Das fragt sich vielleicht so mancher. So leicht ist das leider nicht, aber dennoch haben die gewählten Kommunalpolitiker großen Einfluss darauf, ob und wie der Bund und das Land Planungen in ihrer Kommune umsetzen. Daher hat die BI StoppT A445 alle in den Kommunalparlamenten in Werl und Hamm vertretenen Parteien gefragt, wie sie sich zur geplanten A445 positionieren. Die Antworten auf die fünf von uns gestellten Fragen geben den Wählern wichtige Anhaltspunkte für die Wahl am kommenden Sonntag.

Vorab ein großes DANKESCHÖN an alle Parteienvertreter aus Hamm und Werl, die uns zum Teil sehr ausführlich teilweise auch sehr einsilbig geantwortet haben; einige haben leider nicht geantwortet, auch nicht nach erneuter Erinnerung.
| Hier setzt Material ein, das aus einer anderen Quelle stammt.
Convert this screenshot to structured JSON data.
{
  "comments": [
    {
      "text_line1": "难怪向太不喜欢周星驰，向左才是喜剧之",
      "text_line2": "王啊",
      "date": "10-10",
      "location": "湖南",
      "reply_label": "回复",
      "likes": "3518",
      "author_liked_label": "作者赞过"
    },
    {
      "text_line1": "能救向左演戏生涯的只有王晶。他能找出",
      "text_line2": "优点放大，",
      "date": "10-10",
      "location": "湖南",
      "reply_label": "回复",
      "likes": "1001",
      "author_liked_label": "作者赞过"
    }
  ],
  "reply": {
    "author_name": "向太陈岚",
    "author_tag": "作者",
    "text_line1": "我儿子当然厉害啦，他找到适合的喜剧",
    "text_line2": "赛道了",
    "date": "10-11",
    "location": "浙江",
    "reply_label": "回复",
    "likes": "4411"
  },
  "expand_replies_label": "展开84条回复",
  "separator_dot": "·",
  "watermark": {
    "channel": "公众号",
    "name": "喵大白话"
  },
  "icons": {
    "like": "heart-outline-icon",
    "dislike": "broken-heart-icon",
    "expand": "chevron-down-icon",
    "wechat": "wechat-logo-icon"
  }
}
Um die Spannung vorwegzunehmen: Nur die Grünen und Die Linke lehnen die A445-Planung kategorisch ab, alle anderen Parteien (die reagiert haben, also CDU, SPD und FDP), befürworten bzw. arrangieren sich mit dem Bau der 8 Km langen, bis zu 50 Meter breiten und bis zu 10 Meter hohen Schneise. Doch lesen Sie selbst:

Welche Fragen wurden gestellt?

  1. Welche Maßnahmen zur schnellen Entlastung von Hilbeck werden gesehen?
  2. Wird der Neubau der A445 von Werl-Nord nach Hamm-Rhynern überhaupt unterstützt?
  3. Wird die aktuell geplante Trasse, die im Abstand von 100 Metern östlich von Hilbeck verläuft (durch Dammlage plus Lärmschutzwand z.T. mehr als 10 Meter hoch) unterstützt?
  4. Wie wird der Naturschutzkonflikt im Falle des Baus der A445 eingeschätzt?
  5. Haben Corona-Krise und Klima-Krise die Einstellung zu der geplanten Autobahn verändert?
Die Werler CDU antwortete leider nur sehr knapp mit dem Hinweis, „die Position der CDU [sei der BI] bekannt“. Eine Nachfrage, ob denn die CDU eine Klage der Stadt gegen den Trassenverlauf dicht an Hilbeck unterstützen wird, blieb leider unbeantwortet. Zur Info: die Stadt Werl hat im Zuge des Planfeststellungsverfahrens einen Trassenverlauf vorgeschlagen, der dichter an Sönnern vorbeiführen soll. Die Einwendung der Stadt bleibt allerdings „zahnlos“, wenn er nicht gerichtlich eingefordert wird. Smiley rot
Die Werler SPD gab lediglich den Hinweis, an der A445-Planung festhalten zu wollen und verwies auf (erfolglose) Aktivitäten aus der Vergangenheit, z.B. habe man sich bei SPD-Landesverkehrsministern für Flüsterasphalt auf der A445 eingesetzt und Durchfahrtbeschränkungen gefordert. Weiter schreibt die SPD, „Umweltbelange dürften nicht vernachlässigt“ werden, was das konkret bedeutet, blieb leider offen. Smiley rot

Deutlich ausführlicher und im Detail auf unsere Fragen eingehend, antworteten die Werler FDP und Bündnis 90/Die Grünen.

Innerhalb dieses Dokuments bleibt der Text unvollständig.